Mike Cassidy, her partner at the Dayton Valley Wildlife Reststop, has just gotten back from checking on the owls outside.
“The Great Horns would love to have him for breakfast,” he says, motioning to the rabbit.
Pickles baby-talks the animal and pets it on the head. She asks it how scared it is.
After it has been drinking for a while, its eyes start to relax.
“(Rabbits) are the ultimate prey animal,” Pickles says. “Everybody eats you when you’re a rabbit.”
Since starting the rehabilitation center in 1998, Pickles has worked with many other animals besides rabbits: hawks, owls, deer, lizards, marmots, antelope.
Government workers and people who happen to find injured animals in the area bring them to her. Birds that have been hit by cars, for instance, or rabbits that have been attacked by dogs. Pickles takes these animals and rehabilitates them so they can be released back into the wild.
In the office behind her house and where she keeps the rabbits, there is a picture of a fawn she helped heal from a hoof burn.
“I’m not a happy deer,” the caption under the picture says.
Pickles also has two trained volunteers who help with the animals. One of them, Fred Lanman, said he especially likes working with the great horned owls.
“They’re cool,” he said. “And they’re ornery. They’re always ornery.”
When he feeds them, they make clicking sounds and flare their wings if he gets too close, so he tries to keep his distance when he brings them their meals of dead bay chickens.
“An owl will bite you, and it will also claw you,” he said. “It’s got some terrible talons.”
Aside from feeding and treating the animals, however, workers at the center try not to handle the animals. The goal is to release the animal back into the wild as soon as possible with the ability to hunt or forage for itself, and it needs to keep a fear of humans to do that.
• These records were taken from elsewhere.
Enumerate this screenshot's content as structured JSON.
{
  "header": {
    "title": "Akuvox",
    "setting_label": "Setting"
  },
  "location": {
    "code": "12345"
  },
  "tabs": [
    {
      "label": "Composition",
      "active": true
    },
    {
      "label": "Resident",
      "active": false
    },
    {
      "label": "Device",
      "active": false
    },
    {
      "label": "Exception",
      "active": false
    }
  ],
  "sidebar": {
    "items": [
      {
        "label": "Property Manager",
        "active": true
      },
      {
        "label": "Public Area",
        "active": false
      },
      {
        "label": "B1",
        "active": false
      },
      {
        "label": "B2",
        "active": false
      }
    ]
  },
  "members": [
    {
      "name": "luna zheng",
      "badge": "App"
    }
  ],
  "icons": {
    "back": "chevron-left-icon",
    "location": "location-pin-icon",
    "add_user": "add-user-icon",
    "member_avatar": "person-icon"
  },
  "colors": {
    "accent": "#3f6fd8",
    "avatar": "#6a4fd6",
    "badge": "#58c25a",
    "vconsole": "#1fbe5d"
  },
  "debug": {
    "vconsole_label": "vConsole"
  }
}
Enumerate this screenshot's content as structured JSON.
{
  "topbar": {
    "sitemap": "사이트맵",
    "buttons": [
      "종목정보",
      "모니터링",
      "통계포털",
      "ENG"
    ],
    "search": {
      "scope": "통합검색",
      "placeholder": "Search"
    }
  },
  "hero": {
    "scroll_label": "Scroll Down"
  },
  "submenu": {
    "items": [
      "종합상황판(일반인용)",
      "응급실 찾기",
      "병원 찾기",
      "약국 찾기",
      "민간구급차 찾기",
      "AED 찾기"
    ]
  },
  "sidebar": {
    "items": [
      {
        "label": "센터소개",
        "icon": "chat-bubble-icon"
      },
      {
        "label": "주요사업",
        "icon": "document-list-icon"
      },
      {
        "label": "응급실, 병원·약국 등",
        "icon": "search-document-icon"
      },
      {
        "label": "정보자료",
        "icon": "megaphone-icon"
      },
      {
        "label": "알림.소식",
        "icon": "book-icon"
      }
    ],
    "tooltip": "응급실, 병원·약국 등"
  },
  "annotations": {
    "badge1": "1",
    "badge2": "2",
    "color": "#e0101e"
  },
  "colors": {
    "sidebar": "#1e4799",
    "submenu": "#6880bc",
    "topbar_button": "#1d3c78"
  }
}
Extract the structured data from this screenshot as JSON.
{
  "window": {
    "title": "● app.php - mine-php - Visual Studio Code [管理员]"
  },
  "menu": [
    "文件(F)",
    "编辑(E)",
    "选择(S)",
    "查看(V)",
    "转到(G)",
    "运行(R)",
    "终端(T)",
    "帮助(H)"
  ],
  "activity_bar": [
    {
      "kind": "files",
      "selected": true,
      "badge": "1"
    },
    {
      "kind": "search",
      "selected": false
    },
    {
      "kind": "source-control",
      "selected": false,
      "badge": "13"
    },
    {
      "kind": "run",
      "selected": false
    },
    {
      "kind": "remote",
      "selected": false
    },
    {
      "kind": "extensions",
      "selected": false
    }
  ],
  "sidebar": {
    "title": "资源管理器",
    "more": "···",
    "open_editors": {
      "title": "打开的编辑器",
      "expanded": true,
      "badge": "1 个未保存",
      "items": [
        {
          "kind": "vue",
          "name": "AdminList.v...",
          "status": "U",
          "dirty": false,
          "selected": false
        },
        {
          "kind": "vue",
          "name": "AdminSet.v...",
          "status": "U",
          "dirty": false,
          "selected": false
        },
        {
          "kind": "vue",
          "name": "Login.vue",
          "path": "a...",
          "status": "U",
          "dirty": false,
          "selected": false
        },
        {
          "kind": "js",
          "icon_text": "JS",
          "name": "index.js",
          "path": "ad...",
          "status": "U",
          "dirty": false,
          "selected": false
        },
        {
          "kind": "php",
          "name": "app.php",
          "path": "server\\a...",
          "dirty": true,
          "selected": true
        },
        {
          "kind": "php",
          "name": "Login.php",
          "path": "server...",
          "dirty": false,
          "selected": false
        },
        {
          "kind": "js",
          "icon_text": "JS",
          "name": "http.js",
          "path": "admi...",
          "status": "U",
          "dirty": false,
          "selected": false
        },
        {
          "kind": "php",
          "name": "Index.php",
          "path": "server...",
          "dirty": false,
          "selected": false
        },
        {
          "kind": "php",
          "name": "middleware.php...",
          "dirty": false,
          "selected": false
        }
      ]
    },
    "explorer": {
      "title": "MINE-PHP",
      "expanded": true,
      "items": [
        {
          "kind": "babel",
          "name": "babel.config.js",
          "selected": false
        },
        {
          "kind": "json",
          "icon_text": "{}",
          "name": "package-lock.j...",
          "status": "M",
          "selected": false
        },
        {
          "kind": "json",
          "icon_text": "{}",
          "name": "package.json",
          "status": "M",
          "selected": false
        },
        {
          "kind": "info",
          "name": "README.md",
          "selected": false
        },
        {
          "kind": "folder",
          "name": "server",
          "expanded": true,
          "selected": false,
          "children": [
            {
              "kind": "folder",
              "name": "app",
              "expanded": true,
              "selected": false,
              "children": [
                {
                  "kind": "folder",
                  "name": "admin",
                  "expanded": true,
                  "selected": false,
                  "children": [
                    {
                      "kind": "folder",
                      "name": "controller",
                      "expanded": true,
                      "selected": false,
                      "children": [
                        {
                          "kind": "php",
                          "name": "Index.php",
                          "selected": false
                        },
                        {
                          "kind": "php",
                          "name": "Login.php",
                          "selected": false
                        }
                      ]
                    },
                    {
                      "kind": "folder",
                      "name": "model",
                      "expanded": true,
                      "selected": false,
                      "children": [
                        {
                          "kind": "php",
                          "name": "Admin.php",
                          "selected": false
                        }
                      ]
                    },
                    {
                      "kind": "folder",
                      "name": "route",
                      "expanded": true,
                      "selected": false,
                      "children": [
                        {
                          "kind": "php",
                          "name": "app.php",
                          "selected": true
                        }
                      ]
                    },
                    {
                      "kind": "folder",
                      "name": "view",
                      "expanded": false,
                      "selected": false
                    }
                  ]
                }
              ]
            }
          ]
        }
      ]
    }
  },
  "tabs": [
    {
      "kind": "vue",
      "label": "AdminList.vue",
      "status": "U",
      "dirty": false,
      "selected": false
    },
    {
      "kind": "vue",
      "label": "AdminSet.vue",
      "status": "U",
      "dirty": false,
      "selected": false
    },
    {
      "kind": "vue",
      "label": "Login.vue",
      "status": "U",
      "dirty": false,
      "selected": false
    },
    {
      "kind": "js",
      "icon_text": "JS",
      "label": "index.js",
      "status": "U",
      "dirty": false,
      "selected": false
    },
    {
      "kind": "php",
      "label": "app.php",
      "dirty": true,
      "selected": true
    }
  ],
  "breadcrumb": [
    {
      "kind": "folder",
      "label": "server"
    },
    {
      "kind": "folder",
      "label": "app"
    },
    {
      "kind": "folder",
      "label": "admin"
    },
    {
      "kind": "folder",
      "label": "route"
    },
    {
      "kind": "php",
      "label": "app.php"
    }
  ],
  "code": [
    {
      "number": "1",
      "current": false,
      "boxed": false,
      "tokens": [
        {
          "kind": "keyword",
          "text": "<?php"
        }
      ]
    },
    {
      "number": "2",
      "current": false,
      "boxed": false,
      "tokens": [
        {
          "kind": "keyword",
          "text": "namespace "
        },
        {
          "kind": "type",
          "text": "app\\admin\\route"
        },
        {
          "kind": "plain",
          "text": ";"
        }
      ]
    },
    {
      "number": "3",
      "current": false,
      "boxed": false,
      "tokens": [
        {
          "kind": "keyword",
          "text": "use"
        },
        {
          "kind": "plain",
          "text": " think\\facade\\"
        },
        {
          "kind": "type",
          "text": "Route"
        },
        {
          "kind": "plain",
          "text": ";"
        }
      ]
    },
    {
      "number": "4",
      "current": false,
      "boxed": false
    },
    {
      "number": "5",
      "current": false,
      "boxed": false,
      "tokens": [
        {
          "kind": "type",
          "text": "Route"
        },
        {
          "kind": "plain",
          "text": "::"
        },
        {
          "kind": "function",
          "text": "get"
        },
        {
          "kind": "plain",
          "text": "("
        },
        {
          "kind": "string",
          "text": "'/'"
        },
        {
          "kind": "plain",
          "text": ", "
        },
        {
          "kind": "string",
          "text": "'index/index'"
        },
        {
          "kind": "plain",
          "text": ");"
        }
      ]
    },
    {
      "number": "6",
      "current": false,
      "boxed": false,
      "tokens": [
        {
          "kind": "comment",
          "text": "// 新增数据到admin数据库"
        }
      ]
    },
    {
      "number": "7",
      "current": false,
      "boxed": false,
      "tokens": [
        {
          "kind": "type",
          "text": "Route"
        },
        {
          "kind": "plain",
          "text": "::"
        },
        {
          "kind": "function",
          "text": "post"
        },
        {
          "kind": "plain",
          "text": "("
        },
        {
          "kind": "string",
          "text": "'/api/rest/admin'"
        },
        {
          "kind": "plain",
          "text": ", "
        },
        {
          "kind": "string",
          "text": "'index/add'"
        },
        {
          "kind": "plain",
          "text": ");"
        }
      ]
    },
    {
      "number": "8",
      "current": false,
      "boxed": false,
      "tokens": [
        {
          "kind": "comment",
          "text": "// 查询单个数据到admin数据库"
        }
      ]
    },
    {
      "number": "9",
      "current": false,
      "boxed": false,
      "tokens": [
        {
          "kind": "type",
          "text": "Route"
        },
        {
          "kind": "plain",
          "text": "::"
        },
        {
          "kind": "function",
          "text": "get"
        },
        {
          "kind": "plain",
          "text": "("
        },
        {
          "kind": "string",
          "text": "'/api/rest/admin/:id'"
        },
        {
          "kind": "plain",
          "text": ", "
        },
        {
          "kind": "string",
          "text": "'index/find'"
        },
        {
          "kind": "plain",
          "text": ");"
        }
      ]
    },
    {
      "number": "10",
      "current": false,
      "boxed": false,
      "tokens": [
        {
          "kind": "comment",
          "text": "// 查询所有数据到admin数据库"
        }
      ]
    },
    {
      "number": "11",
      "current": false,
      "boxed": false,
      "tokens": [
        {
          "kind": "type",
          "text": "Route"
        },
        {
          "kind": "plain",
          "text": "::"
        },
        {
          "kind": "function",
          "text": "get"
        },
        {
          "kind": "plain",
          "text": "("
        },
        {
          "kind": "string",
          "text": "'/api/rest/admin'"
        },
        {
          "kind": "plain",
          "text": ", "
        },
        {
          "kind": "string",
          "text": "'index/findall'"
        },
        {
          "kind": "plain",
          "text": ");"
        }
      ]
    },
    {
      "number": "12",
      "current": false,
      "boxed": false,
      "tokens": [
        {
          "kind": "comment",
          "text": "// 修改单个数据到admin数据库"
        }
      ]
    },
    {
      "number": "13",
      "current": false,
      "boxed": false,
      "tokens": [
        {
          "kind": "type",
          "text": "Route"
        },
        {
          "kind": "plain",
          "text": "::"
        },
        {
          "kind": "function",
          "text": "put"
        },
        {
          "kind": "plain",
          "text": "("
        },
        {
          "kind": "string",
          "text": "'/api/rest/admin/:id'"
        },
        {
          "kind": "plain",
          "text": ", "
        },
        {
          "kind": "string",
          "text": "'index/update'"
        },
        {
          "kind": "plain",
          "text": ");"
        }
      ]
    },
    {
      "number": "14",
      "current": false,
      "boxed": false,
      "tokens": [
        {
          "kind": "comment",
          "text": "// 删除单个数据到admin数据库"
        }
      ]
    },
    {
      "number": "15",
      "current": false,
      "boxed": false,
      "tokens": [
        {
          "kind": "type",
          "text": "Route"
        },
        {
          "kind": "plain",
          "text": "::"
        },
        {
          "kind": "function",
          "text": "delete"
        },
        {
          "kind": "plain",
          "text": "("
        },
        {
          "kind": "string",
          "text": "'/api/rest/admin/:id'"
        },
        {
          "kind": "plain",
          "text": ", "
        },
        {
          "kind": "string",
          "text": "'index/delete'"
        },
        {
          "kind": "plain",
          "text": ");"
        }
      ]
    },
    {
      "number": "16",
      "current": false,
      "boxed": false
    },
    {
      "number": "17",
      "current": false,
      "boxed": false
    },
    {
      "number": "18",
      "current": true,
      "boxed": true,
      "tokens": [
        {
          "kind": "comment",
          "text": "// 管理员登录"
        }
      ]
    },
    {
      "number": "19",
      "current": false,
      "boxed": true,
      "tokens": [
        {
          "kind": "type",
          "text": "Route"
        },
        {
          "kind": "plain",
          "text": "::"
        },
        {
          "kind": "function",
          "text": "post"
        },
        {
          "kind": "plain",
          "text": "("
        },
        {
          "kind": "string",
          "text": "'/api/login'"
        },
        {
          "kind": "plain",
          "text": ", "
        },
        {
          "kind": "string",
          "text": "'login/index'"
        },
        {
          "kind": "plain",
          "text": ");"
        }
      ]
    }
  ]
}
The center prepares animals to do this in different ways. Workers teach red-tailed hawks to hunt, for instance, by putting live mice in a kiddie pool of grass and twigs.
But the most rewarding part of the work for Pickles is releasing the animals back into the wild. She usually frees the rabbits by rivers and the birds out by Old Fort Churchill Road. The animals stay at the center on average from six to 12 weeks.
When it’s time for them to go, however, “they get out of the box and they’re gone.”
The center encourages people to call if an injured animal is found, but warned against unnecessarily orphaning young animals. For instance, Pickles said it is an “old wives’ tale” that a mother bird will reject a baby bird if it’s been touched by a human. People also sometimes find a young animal alone and assume it’s been abandoned. Most of the time, however, the mother is nearby and just looking for food.